Worse than that, she can peel away the layers human beings
coat themselves inside like the layers of hardened mucus covering a pearl. She
turns a slow circle, looking at each of them in turn. Beneath Steve’s humour
and ambition lie his false bravado, and that is covering a fear so deep rooted
that it will take ever her some time to unravel, and he would probably not
enjoy her probing.
Paul carries a huge burden of guilt. For letting his mother
down by leaving Ireland to pursue life as an artist, and the persistent sense
of letting her down further every day he doesn’t become a world-famous
sculptor; even more so on those days he doesn’t manage to goad himself into actually
working on something other than serving drinks and imbibing them himself. He’s
almost lucky the world is about to end, because his liver will fail within the
next three years and the only compatible doner will be the family he’s too
ashamed to contact.
The assistant was an enigma to the old Roisin, but now she
can see through the layers to the surprisingly simple truth behind her
exterior. Despite her complete lack of soul, for it was taken forcibly from her
by a creature darker than any she has yet encountered, she is a highly complex
being; once human and now existing solely on the dependence of flesh. She is
not a ghoul, despite Astaroth naming her one, but an actual bona-fide zombie.

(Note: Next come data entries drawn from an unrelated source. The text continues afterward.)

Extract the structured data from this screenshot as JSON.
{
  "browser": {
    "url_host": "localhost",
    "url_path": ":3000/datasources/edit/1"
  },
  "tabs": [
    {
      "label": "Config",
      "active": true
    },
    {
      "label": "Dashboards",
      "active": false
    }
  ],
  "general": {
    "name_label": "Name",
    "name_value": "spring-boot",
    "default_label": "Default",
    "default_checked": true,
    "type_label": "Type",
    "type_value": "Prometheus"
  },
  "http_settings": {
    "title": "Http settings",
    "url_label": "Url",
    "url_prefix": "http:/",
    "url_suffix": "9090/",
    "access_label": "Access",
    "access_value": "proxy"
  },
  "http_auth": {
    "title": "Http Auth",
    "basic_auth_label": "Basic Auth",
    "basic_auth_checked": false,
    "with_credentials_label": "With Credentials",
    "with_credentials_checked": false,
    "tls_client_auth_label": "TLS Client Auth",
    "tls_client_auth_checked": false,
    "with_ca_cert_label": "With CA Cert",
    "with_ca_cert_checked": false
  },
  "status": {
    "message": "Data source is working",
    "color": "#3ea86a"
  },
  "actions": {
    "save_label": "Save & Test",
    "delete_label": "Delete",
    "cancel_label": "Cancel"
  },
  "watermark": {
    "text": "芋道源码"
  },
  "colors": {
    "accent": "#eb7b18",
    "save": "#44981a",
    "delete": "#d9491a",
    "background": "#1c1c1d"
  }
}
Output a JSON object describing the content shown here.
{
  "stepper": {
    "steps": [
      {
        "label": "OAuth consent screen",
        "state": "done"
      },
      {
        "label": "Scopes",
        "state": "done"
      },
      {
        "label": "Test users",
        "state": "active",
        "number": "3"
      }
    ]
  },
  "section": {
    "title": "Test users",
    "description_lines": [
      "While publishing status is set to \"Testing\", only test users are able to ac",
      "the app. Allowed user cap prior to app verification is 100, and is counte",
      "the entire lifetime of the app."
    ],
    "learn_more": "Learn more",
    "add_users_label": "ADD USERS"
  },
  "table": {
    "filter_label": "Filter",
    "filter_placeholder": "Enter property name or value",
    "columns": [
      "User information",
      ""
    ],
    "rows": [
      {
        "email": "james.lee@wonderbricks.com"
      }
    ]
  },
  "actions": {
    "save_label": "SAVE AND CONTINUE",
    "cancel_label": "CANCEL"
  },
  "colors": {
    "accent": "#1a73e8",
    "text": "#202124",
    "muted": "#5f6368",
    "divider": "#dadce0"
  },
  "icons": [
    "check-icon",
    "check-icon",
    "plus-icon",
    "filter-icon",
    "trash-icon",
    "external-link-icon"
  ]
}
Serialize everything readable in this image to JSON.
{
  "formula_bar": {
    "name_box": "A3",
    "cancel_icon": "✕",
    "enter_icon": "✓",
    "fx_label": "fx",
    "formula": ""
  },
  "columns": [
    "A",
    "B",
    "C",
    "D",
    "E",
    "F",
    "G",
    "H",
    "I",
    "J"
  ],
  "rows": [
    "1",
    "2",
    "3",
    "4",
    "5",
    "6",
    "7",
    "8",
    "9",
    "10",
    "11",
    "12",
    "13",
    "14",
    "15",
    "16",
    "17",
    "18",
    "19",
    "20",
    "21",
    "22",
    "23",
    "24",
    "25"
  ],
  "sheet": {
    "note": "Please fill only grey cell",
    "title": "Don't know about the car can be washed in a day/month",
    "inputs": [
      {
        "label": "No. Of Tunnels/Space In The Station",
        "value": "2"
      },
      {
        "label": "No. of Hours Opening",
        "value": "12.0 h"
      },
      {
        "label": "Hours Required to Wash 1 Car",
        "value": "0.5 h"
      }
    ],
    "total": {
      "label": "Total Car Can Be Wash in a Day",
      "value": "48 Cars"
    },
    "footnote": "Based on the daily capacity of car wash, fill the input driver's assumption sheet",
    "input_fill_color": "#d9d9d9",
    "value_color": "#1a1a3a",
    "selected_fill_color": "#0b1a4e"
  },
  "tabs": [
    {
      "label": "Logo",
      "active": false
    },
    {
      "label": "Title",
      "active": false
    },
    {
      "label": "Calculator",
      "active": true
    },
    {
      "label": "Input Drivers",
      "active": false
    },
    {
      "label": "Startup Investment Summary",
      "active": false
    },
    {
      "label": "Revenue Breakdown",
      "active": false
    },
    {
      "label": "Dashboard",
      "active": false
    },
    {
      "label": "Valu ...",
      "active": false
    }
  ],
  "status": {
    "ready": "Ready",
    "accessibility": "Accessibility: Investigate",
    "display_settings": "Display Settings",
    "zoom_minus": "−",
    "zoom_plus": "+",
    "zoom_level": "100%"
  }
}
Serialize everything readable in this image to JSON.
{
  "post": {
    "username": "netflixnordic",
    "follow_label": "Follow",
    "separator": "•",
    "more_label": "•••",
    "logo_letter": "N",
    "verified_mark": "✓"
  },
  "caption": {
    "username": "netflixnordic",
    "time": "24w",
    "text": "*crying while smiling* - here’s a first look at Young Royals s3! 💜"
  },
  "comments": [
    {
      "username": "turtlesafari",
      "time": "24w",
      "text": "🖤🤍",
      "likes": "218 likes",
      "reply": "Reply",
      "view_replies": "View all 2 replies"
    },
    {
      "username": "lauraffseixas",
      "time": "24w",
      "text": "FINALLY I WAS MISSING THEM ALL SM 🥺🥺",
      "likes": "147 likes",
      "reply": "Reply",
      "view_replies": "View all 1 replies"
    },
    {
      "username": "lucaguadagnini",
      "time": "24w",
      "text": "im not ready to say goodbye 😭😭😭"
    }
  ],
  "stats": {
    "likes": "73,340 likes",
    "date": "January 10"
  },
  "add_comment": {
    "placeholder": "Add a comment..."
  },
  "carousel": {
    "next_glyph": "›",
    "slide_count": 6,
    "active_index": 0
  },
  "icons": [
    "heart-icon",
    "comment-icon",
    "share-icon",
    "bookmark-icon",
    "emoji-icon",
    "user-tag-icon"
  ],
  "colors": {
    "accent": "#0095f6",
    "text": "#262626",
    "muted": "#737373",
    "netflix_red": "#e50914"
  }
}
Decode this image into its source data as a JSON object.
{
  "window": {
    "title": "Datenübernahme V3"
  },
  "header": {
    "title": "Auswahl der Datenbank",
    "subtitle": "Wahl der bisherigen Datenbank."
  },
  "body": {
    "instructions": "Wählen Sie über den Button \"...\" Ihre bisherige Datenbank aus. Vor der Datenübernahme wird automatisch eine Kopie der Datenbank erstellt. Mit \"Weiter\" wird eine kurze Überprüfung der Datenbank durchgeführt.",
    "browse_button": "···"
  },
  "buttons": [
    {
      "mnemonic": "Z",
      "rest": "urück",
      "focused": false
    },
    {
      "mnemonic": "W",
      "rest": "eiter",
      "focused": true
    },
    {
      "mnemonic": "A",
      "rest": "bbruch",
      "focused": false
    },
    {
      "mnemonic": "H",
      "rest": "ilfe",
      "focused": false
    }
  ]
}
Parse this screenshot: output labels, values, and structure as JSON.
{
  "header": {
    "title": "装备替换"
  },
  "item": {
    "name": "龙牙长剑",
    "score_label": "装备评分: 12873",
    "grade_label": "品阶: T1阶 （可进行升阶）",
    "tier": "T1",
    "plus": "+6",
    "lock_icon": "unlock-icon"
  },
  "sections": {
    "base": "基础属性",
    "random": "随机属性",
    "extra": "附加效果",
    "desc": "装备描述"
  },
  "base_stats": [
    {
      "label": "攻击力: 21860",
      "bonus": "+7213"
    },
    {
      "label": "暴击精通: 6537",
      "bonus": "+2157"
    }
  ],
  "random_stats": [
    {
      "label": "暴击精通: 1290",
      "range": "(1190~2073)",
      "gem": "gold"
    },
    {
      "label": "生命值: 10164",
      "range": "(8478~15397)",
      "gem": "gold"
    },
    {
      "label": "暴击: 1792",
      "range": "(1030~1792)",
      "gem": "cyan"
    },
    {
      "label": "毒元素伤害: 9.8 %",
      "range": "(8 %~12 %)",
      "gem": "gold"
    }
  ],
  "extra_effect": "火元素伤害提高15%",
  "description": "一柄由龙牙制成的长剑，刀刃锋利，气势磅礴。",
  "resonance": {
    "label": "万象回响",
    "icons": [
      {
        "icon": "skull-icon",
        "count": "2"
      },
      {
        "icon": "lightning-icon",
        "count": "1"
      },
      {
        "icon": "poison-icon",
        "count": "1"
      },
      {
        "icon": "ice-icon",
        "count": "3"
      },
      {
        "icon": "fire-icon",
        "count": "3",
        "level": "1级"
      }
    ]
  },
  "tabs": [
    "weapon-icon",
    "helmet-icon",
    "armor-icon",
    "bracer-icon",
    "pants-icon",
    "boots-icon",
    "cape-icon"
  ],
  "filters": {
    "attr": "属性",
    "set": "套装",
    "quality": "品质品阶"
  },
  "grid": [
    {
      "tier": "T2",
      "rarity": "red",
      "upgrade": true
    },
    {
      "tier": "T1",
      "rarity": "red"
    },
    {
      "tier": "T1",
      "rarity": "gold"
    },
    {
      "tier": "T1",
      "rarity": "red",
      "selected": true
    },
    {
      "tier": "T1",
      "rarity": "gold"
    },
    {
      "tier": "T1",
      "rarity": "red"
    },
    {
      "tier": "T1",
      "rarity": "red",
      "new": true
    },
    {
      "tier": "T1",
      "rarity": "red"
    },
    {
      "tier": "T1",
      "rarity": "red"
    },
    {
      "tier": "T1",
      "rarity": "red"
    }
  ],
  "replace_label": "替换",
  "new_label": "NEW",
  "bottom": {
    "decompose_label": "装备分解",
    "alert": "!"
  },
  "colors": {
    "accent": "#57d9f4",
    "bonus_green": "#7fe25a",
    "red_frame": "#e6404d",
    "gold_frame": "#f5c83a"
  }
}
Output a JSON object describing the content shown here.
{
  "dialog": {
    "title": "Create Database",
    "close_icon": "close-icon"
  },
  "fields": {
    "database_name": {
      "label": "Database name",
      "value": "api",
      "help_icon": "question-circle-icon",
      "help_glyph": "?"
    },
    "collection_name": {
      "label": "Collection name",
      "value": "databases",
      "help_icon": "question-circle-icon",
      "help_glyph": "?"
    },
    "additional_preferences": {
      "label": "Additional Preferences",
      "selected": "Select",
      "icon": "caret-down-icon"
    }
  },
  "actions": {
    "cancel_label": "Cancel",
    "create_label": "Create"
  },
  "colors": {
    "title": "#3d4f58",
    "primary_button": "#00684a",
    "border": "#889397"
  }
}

Not a mindless corpse, but a person unable to generate the fractals of souls
that is the angels function to harvest. She survives by the absorption of slivers
of fractal souls that exist within the flesh of lesser creatures, which she
consumes.
Namaan is probably the simplest of them all. Below the
surface he has the simple desire to be loved, to be needed, to be desired. His
drive is merely to survive, and his terror of erasure of death by those of
Heaven is outweighed only by the fear of returning to the hidden cages where
the Four protected them from the sight of God. Or whoever holds that mantle
now.
Finally, Astaroth, who is the easiest of them all when she
looks below the layers of confidence and arrogance he protects himself with. He
genuinely believed they were all better off without the yoke of the Creator,
and what he wants is to unite his Fallen brethren with the other angels. There
are companionships he would rather renew than not; and although friendships is
too remote a word for what binds angels together, it is friendship he desires
most of all. He reminds her of a thousand villain’s henchmen in a million
films. He is Batman’s butler, Alfred; He is Tom Sawyer’s best friend,
Huckleberry Finn; he is Jesse Pinkman to Breaking Bad’s Walter White. It
is unclear who he casts as his protagonist, though. Sometime he thinks it’s
God, but mostly he has allocated the role to Lucifer. Roisin sees Lucifer
through Astaroth’s viewpoint. The Adversary is neither Demon nor Angel, just a
flawed being with creative ideas and a distinct lack of ability to know when to
keep his opinions to himself.
Most of all she can see Hasmed. He is moving purposely
through the planes to find her, and despite his prior efforts to eradicate, he
is certain that with the mantle of knowledge, the victory this time will be
his.
Roisin has no feeling of judgement toward any of these
people. Better, she believes she has the capability now of understanding them
and helping them align themselves with their core beliefs. Except for the assistant, whose overriding thought is satiating her hunger.
And Paul seems to be her favoured Dish of the Day.